Amigo, no seas imbécil

 Amigo, no seas imbécil

Ojalá los hombres tuviésemos un programa informático implantado en el córtex prefrontal que nos permitiera ver a la mujer a la que amamos tras hacerle daño. Pienso que si todo varón, desde la falsa e inestable seguridad que emana el ego masculino, tuviera presente la imagen de su chica tumbada en la cama, recostada de medio lado con la mirada rota hacia ningún lugar, las lágrimas aflorando hacia la almohada, en vertical, por el rostro pálido, la mano frente a la boca en un gesto infantil, puro, nervioso, asustado, dolido, en fin, tal vez lográsemos ejercer la verdadera valentía de la que tantas veces hacemos falsa apología sacando mucho pecho. Ellas piensan, actúan de manera innata ante los bandazos que da la vida – innumerables veces provocados por nosotros – , fruto de siglos de observar al varón acuchillarse, fanfarronear, comportarse de manera altiva y torpe, ganarlo todo sencillamente y perderlo todo con más facilidad todavía. Nosotros, por otro lado, preferimos inexplicablemente – o tal vez no nos dé para tener otra opción  el perpetuo ensayo y error.

Compañero hombre que me lees, si es que lo sigues haciendo a estas alturas de un párrafo que no habla bien ni de ti ni de mí, y que dudo mucho que me escuches porque, si alguna vez uno de nosotros hizo caso para prevenirse de ciertos dolores, no tuvo la suerte de que otro a su vez le prestara atención: sé que tal vez dudes. Puede que tengas miedo a que tu vida, tal y como la conoces, termine o cambie. Arriésgate.

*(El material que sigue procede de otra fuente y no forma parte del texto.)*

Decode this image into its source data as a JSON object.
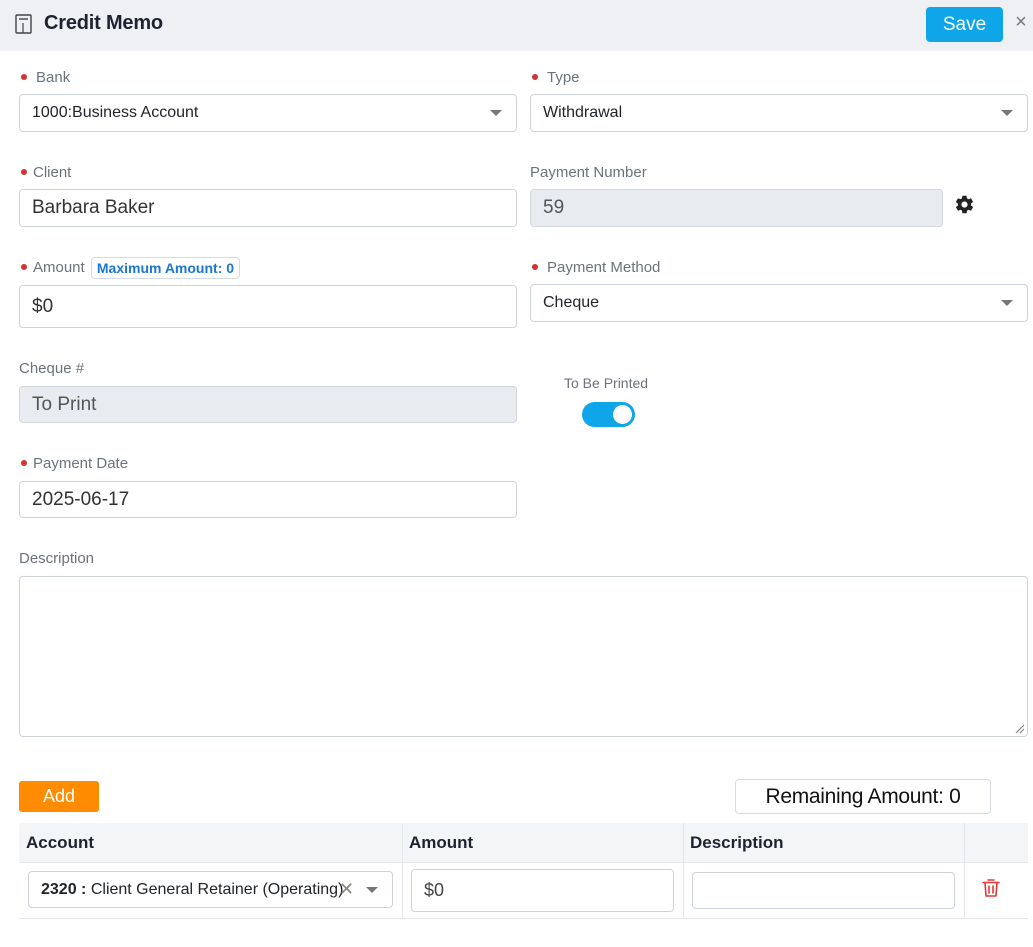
{
  "header": {
    "title": "Credit Memo",
    "save_label": "Save",
    "close_label": "×"
  },
  "form": {
    "bank": {
      "label": "Bank",
      "value": "1000:Business Account"
    },
    "type": {
      "label": "Type",
      "value": "Withdrawal"
    },
    "client": {
      "label": "Client",
      "value": "Barbara Baker"
    },
    "payment_number": {
      "label": "Payment Number",
      "value": "59"
    },
    "amount": {
      "label": "Amount",
      "badge": "Maximum Amount: 0",
      "value": "$0"
    },
    "payment_method": {
      "label": "Payment Method",
      "value": "Cheque"
    },
    "cheque": {
      "label": "Cheque #",
      "value": "To Print"
    },
    "to_be_printed": {
      "label": "To Be Printed",
      "on": true
    },
    "payment_date": {
      "label": "Payment Date",
      "value": "2025-06-17"
    },
    "description": {
      "label": "Description",
      "value": ""
    }
  },
  "lines": {
    "add_label": "Add",
    "remaining": "Remaining Amount: 0",
    "columns": {
      "account": "Account",
      "amount": "Amount",
      "description": "Description"
    },
    "rows": [
      {
        "account_code": "2320 :",
        "account_name": "Client General Retainer (Operating)",
        "amount": "$0",
        "description": ""
      }
    ]
  },
  "colors": {
    "primary": "#0fa5e9",
    "add": "#ff8c00",
    "required": "#d63031",
    "badge": "#1976d2",
    "delete": "#e53935"
  },
  "icons": [
    "memo-icon",
    "close-icon",
    "gear-icon",
    "chevron-down-icon",
    "clear-icon",
    "trash-icon",
    "resize-grip-icon"
  ]
}
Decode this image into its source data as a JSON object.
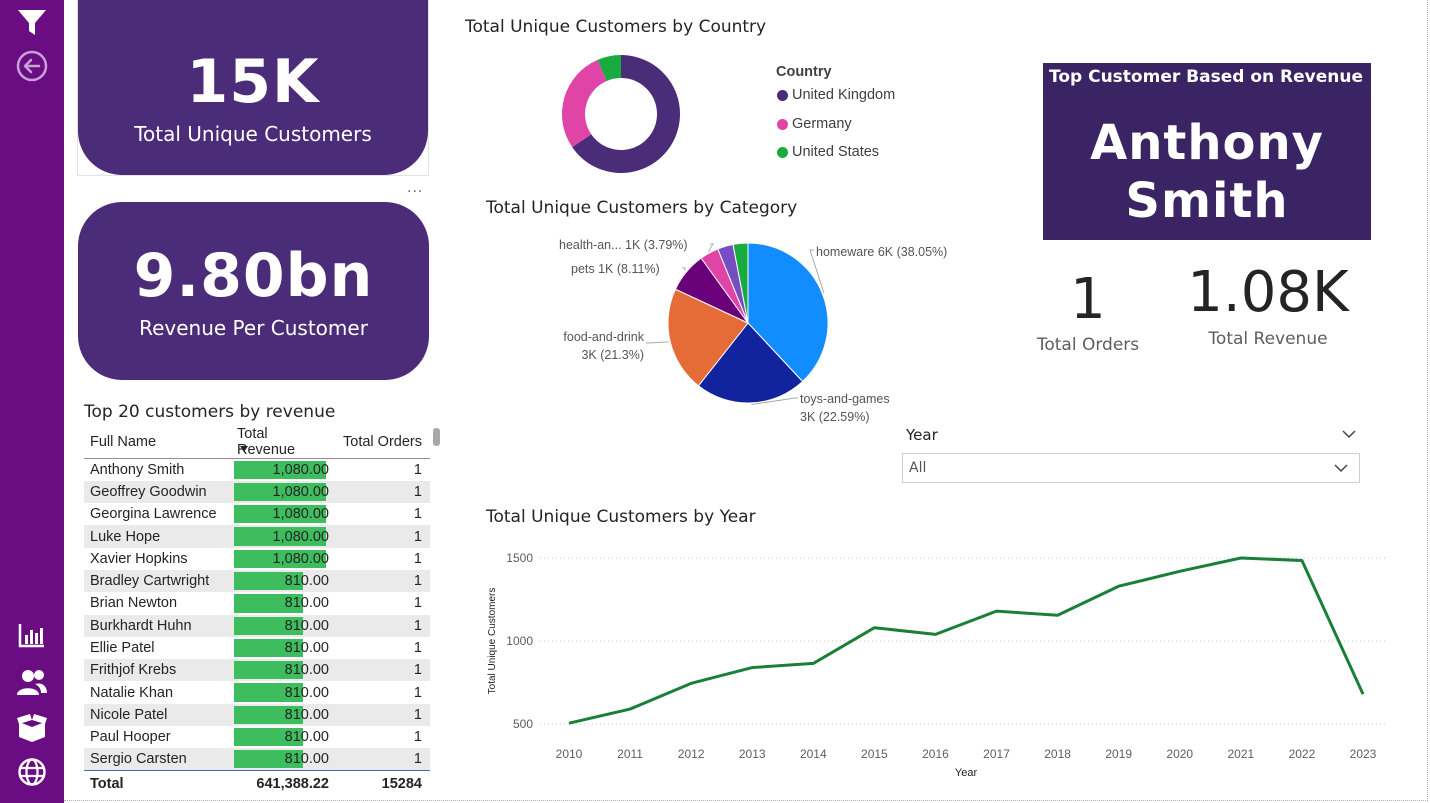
{
  "cards": {
    "unique_customers": {
      "value": "15K",
      "label": "Total Unique Customers"
    },
    "revenue_per_customer": {
      "value": "9.80bn",
      "label": "Revenue Per Customer"
    }
  },
  "more_options": "...",
  "titles": {
    "country": "Total Unique Customers by Country",
    "category": "Total Unique Customers by Category",
    "year": "Total Unique Customers by Year",
    "table": "Top 20 customers by revenue"
  },
  "country_legend": {
    "title": "Country",
    "items": [
      {
        "label": "United Kingdom",
        "color": "#4b2c78"
      },
      {
        "label": "Germany",
        "color": "#e044a7"
      },
      {
        "label": "United States",
        "color": "#1aab40"
      }
    ]
  },
  "category_labels": {
    "health": "health-an... 1K (3.79%)",
    "pets": "pets 1K (8.11%)",
    "food_line1": "food-and-drink",
    "food_line2": "3K (21.3%)",
    "homeware": "homeware 6K (38.05%)",
    "toys_line1": "toys-and-games",
    "toys_line2": "3K (22.59%)"
  },
  "top_customer": {
    "title": "Top Customer Based on Revenue",
    "name_line1": "Anthony",
    "name_line2": "Smith"
  },
  "kpis": {
    "orders": {
      "value": "1",
      "label": "Total Orders"
    },
    "revenue": {
      "value": "1.08K",
      "label": "Total Revenue"
    }
  },
  "slicer": {
    "title": "Year",
    "value": "All"
  },
  "table": {
    "headers": [
      "Full Name",
      "Total Revenue",
      "Total Orders"
    ],
    "rows": [
      {
        "name": "Anthony Smith",
        "revenue": "1,080.00",
        "orders": "1"
      },
      {
        "name": "Geoffrey Goodwin",
        "revenue": "1,080.00",
        "orders": "1"
      },
      {
        "name": "Georgina Lawrence",
        "revenue": "1,080.00",
        "orders": "1"
      },
      {
        "name": "Luke Hope",
        "revenue": "1,080.00",
        "orders": "1"
      },
      {
        "name": "Xavier Hopkins",
        "revenue": "1,080.00",
        "orders": "1"
      },
      {
        "name": "Bradley Cartwright",
        "revenue": "810.00",
        "orders": "1"
      },
      {
        "name": "Brian Newton",
        "revenue": "810.00",
        "orders": "1"
      },
      {
        "name": "Burkhardt Huhn",
        "revenue": "810.00",
        "orders": "1"
      },
      {
        "name": "Ellie Patel",
        "revenue": "810.00",
        "orders": "1"
      },
      {
        "name": "Frithjof Krebs",
        "revenue": "810.00",
        "orders": "1"
      },
      {
        "name": "Natalie Khan",
        "revenue": "810.00",
        "orders": "1"
      },
      {
        "name": "Nicole Patel",
        "revenue": "810.00",
        "orders": "1"
      },
      {
        "name": "Paul Hooper",
        "revenue": "810.00",
        "orders": "1"
      },
      {
        "name": "Sergio Carsten",
        "revenue": "810.00",
        "orders": "1"
      }
    ],
    "total": {
      "label": "Total",
      "revenue": "641,388.22",
      "orders": "15284"
    }
  },
  "sidebar_icons": [
    "filter-icon",
    "back-icon",
    "bar-chart-icon",
    "users-icon",
    "box-icon",
    "globe-icon"
  ],
  "chart_data": [
    {
      "type": "pie",
      "subtype": "donut",
      "title": "Total Unique Customers by Country",
      "legend_title": "Country",
      "legend_position": "right",
      "categories": [
        "United Kingdom",
        "Germany",
        "United States"
      ],
      "values": [
        0.655,
        0.28,
        0.065
      ],
      "colors": [
        "#4b2c78",
        "#e044a7",
        "#1aab40"
      ]
    },
    {
      "type": "pie",
      "title": "Total Unique Customers by Category",
      "categories": [
        "homeware",
        "toys-and-games",
        "food-and-drink",
        "pets",
        "health-an...",
        "other1",
        "other2"
      ],
      "values": [
        38.05,
        22.59,
        21.3,
        8.11,
        3.79,
        3.16,
        3.0
      ],
      "colors": [
        "#118dff",
        "#12239e",
        "#e66c37",
        "#6b007b",
        "#e044a7",
        "#744ec2",
        "#1aab40"
      ]
    },
    {
      "type": "line",
      "title": "Total Unique Customers by Year",
      "xlabel": "Year",
      "ylabel": "Total Unique Customers",
      "x": [
        2010,
        2011,
        2012,
        2013,
        2014,
        2015,
        2016,
        2017,
        2018,
        2019,
        2020,
        2021,
        2022,
        2023
      ],
      "series": [
        {
          "values": [
            505,
            590,
            745,
            840,
            865,
            1080,
            1040,
            1180,
            1155,
            1330,
            1420,
            1500,
            1485,
            680
          ],
          "color": "#1a7f37"
        }
      ],
      "ylim": [
        500,
        1500
      ],
      "yticks": [
        500,
        1000,
        1500
      ],
      "grid": true
    }
  ]
}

Quédate a solas con el silencio, de noche, y piensa en ella, que aún la tienes. Piensa en cómo sería tu vida si no te despertase con unas palabras cariñosas cada mañana. Obsérvate errante por las calles y los bares el día que tus amigos fallen y ya no tengas a tu lado a esa persona que hubiera dado todo porque la cogieras de la mano. Imagínala sola en su habitación llorándote – no tu ausencia, sino su dolor – después de que tú, zote, la hayas tratado como te tratas a ti mismo. No rompas el corazón que te hubiera entregado cada latido y cada brote de sangre para hacerte feliz. No quieras creer que la cerveza y las noches claras y la música alta y los amigos que van y vienen iban a hacerte disfrutar la verdadera vida; porque al fin y al cabo las burbujas de la copa, las estrellas, las canciones de los garitos y las personas que buscan en ella consuelo y sudor están todavía, si cabe, más solos.

No te quedes quieto. Regálale flores y cólmala de brillantes donde pueda ver reflejado lo preciosa que es cuando va a salir, llévale el desayuno a la cama, cocínale, bríndale el hogar que se merece, llévala a los sitios más bellos y tómale la mano en las noches tranquilas, abrázala cuando tenga miedo y cúbrela cuando tenga frío, y recorre kilómetros de madrugada por verla una vez más aunque ya la hayas visto mil veces porque – y créeme, compañero hombre – todas las veces serán distintas, y todas las veces serán ninguna cuando todo haya terminado.